Lena Schwartz explores both age and time. The inspiration for her work is both an exploration of age and a challenge to attempt a faithful depiction of a person and environment with tapestry weaving. The process of tapestry weaving is a long one. It takes patience and dedication, time to figure out and dye the wool. It is an incomparable method of displaying reality. Weaving is contemplative, within the process itself and the viewers’ participation in unpacking the terrain.
Through woven realistic portraiture Lena is trying to capture and admire specific moments though this very laborious craft. Each specific detail is emphasized and thought out, carefully articulated with wool. The significance of each of these pieces is stressed by the usage of this medium. Time has been spent in harmony with time lived. Age has shifted and become tangible, soft. In the late medieval and Renaissance eras, magnificent tapestries were commissioned by powerful rulers to exhibit their wealth. Scenes depicted extravagant narratives with impeccable detail. Taking in consideration the profuse historical significance of tapestry weaving, Lena weaves scenes that are worthy of momentousness, time, and precision.

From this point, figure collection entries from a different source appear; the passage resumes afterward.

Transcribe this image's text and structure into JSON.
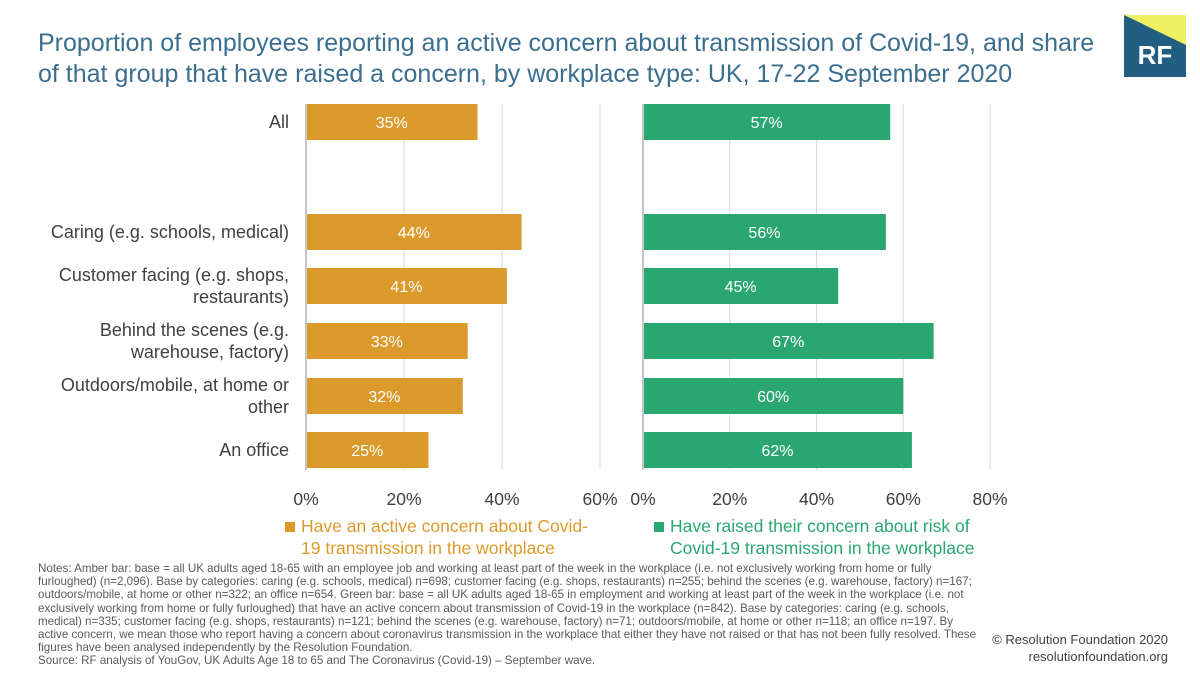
{
  "title": "Proportion of employees reporting an active concern about transmission of Covid-19, and share of that group that have raised a concern, by workplace type: UK, 17-22 September 2020",
  "logo": "RF",
  "colors": {
    "amber": "#dd9a2c",
    "green": "#2aa771",
    "title": "#3b6e8f",
    "logo": "#225e82",
    "grid": "#d9d9d9"
  },
  "chart_data": [
    {
      "type": "bar",
      "orientation": "horizontal",
      "categories": [
        "All",
        "Caring (e.g. schools, medical)",
        "Customer facing (e.g. shops, restaurants)",
        "Behind the scenes (e.g. warehouse, factory)",
        "Outdoors/mobile, at home or other",
        "An office"
      ],
      "series": [
        {
          "name": "Have an active concern about Covid-19 transmission in the workplace",
          "values": [
            35,
            44,
            41,
            33,
            32,
            25
          ]
        }
      ],
      "data_labels": [
        "35%",
        "44%",
        "41%",
        "33%",
        "32%",
        "25%"
      ],
      "xlim": [
        0,
        60
      ],
      "ticks": [
        "0%",
        "20%",
        "40%",
        "60%"
      ],
      "grid": true
    },
    {
      "type": "bar",
      "orientation": "horizontal",
      "categories": [
        "All",
        "Caring (e.g. schools, medical)",
        "Customer facing (e.g. shops, restaurants)",
        "Behind the scenes (e.g. warehouse, factory)",
        "Outdoors/mobile, at home or other",
        "An office"
      ],
      "series": [
        {
          "name": "Have raised their concern about risk of Covid-19 transmission in the workplace",
          "values": [
            57,
            56,
            45,
            67,
            60,
            62
          ]
        }
      ],
      "data_labels": [
        "57%",
        "56%",
        "45%",
        "67%",
        "60%",
        "62%"
      ],
      "xlim": [
        0,
        80
      ],
      "ticks": [
        "0%",
        "20%",
        "40%",
        "60%",
        "80%"
      ],
      "grid": true
    }
  ],
  "category_labels": [
    [
      "All"
    ],
    [
      "Caring (e.g. schools, medical)"
    ],
    [
      "Customer facing (e.g. shops,",
      "restaurants)"
    ],
    [
      "Behind the scenes (e.g.",
      "warehouse, factory)"
    ],
    [
      "Outdoors/mobile, at home or",
      "other"
    ],
    [
      "An office"
    ]
  ],
  "legend": {
    "amber_lines": [
      "Have an active concern about Covid-",
      "19 transmission in the workplace"
    ],
    "green_lines": [
      "Have raised their concern about risk of",
      "Covid-19 transmission in the workplace"
    ]
  },
  "notes": "Notes: Amber bar: base = all UK adults aged 18-65 with an employee job and working at least part of the week in the workplace (i.e. not exclusively working from home or fully furloughed) (n=2,096). Base by categories: caring (e.g. schools, medical) n=698; customer facing (e.g. shops, restaurants) n=255; behind the scenes (e.g. warehouse, factory) n=167; outdoors/mobile, at home or other n=322; an office n=654. Green bar: base = all UK adults aged 18-65 in employment and working at least part of the week in the workplace (i.e. not exclusively working from home or fully furloughed) that have an active concern about transmission of Covid-19 in the workplace (n=842). Base by categories: caring (e.g. schools, medical) n=335; customer facing (e.g. shops, restaurants) n=121; behind the scenes (e.g. warehouse, factory) n=71; outdoors/mobile, at home or other n=118; an office n=197. By active concern, we mean those who report having a concern about coronavirus transmission in the workplace that either they have not raised or that has not been fully resolved. These figures have been analysed independently by the Resolution Foundation.",
  "source": "Source: RF analysis of YouGov, UK Adults Age 18 to 65 and The Coronavirus (Covid-19) – September wave.",
  "copyright": "© Resolution Foundation 2020",
  "website": "resolutionfoundation.org"
}
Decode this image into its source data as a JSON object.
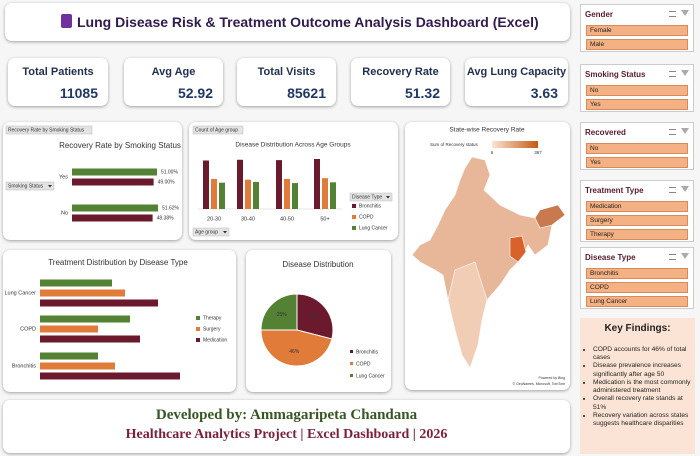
{
  "header": {
    "title": "Lung Disease Risk & Treatment Outcome Analysis Dashboard (Excel)"
  },
  "kpis": [
    {
      "label": "Total Patients",
      "value": 11085
    },
    {
      "label": "Avg Age",
      "value": 52.92
    },
    {
      "label": "Total Visits",
      "value": 85621
    },
    {
      "label": "Recovery Rate",
      "value": 51.32
    },
    {
      "label": "Avg Lung Capacity",
      "value": 3.63
    }
  ],
  "slicers": [
    {
      "title": "Gender",
      "items": [
        "Female",
        "Male"
      ]
    },
    {
      "title": "Smoking Status",
      "items": [
        "No",
        "Yes"
      ]
    },
    {
      "title": "Recovered",
      "items": [
        "No",
        "Yes"
      ]
    },
    {
      "title": "Treatment Type",
      "items": [
        "Medication",
        "Surgery",
        "Therapy"
      ]
    },
    {
      "title": "Disease Type",
      "items": [
        "Bronchitis",
        "COPD",
        "Lung Cancer"
      ]
    }
  ],
  "chart_data": [
    {
      "type": "hbar",
      "title": "Recovery Rate by Smoking Status",
      "field_buttons": [
        "Recovery Rate by Smoking Status",
        "Smoking Status"
      ],
      "categories": [
        "Yes",
        "No"
      ],
      "series": [
        {
          "color": "#548235",
          "values": [
            51.0,
            51.62
          ],
          "value_labels": [
            "51.00%",
            "51.62%"
          ]
        },
        {
          "color": "#6b1a2e",
          "values": [
            49.0,
            48.38
          ],
          "value_labels": [
            "49.00%",
            "48.38%"
          ]
        }
      ]
    },
    {
      "type": "column",
      "title": "Disease Distribution Across Age Groups",
      "field_buttons": [
        "Count of Age group",
        "Age group"
      ],
      "legend_title": "Disease Type",
      "categories": [
        "20-30",
        "30-40",
        "40-50",
        "50+"
      ],
      "series": [
        {
          "name": "Bronchitis",
          "color": "#6b1a2e",
          "values": [
            1290,
            1310,
            1300,
            1330
          ]
        },
        {
          "name": "COPD",
          "color": "#e07b39",
          "values": [
            800,
            780,
            800,
            820
          ]
        },
        {
          "name": "Lung Cancer",
          "color": "#548235",
          "values": [
            700,
            720,
            690,
            710
          ]
        }
      ]
    },
    {
      "type": "hbar",
      "title": "Treatment Distribution by Disease Type",
      "categories": [
        "Lung Cancer",
        "COPD",
        "Bronchitis"
      ],
      "series": [
        {
          "name": "Therapy",
          "color": "#548235",
          "values": [
            720,
            900,
            580
          ]
        },
        {
          "name": "Surgery",
          "color": "#e07b39",
          "values": [
            850,
            580,
            750
          ]
        },
        {
          "name": "Medication",
          "color": "#6b1a2e",
          "values": [
            1180,
            1000,
            1400
          ]
        }
      ]
    },
    {
      "type": "pie",
      "title": "Disease Distribution",
      "categories": [
        "Bronchitis",
        "COPD",
        "Lung Cancer"
      ],
      "values": [
        29,
        46,
        25
      ],
      "value_labels": [
        "29%",
        "46%",
        "25%"
      ],
      "colors": [
        "#6b1a2e",
        "#e07b39",
        "#548235"
      ]
    }
  ],
  "map": {
    "title": "State-wise Recovery Rate",
    "legend_title": "Sum of Recovery status",
    "legend_ticks": [
      6,
      367
    ],
    "credits": [
      "Powered by Bing",
      "© GeoNames, Microsoft, TomTom"
    ]
  },
  "footer": {
    "developer": "Developed by: Ammagaripeta Chandana",
    "project": "Healthcare Analytics Project | Excel Dashboard | 2026"
  },
  "key_findings": {
    "title": "Key Findings:",
    "items": [
      "COPD accounts for 46% of total cases",
      "Disease prevalence increases significantly after age 50",
      "Medication is the most commonly administered treatment",
      "Overall recovery rate stands at 51%",
      "Recovery variation across states suggests healthcare disparities"
    ]
  }
}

Lena Schwartz is a double major in Studio Art and Art History at Skidmore College where she found tapestry through the fiber arts program. Lena has always loved working with her hands and found tapestry as a really wonderful way of melding craft and fine art. The weft facing hand weaving allows her to generate images as one could with painting or drawing. Lena wants to push the boundaries of what she has seen in contemporary use of this medium and continue to explore subject matter revolving around figurative and environmental narratives. Lena loves the fuzzy lines, the smooth gradients, and appearance of three-dimensionality that you can achieve with weaving. For her, the process of weaving creates a dynamic and energetic line quality that perfectly captures a moment in time.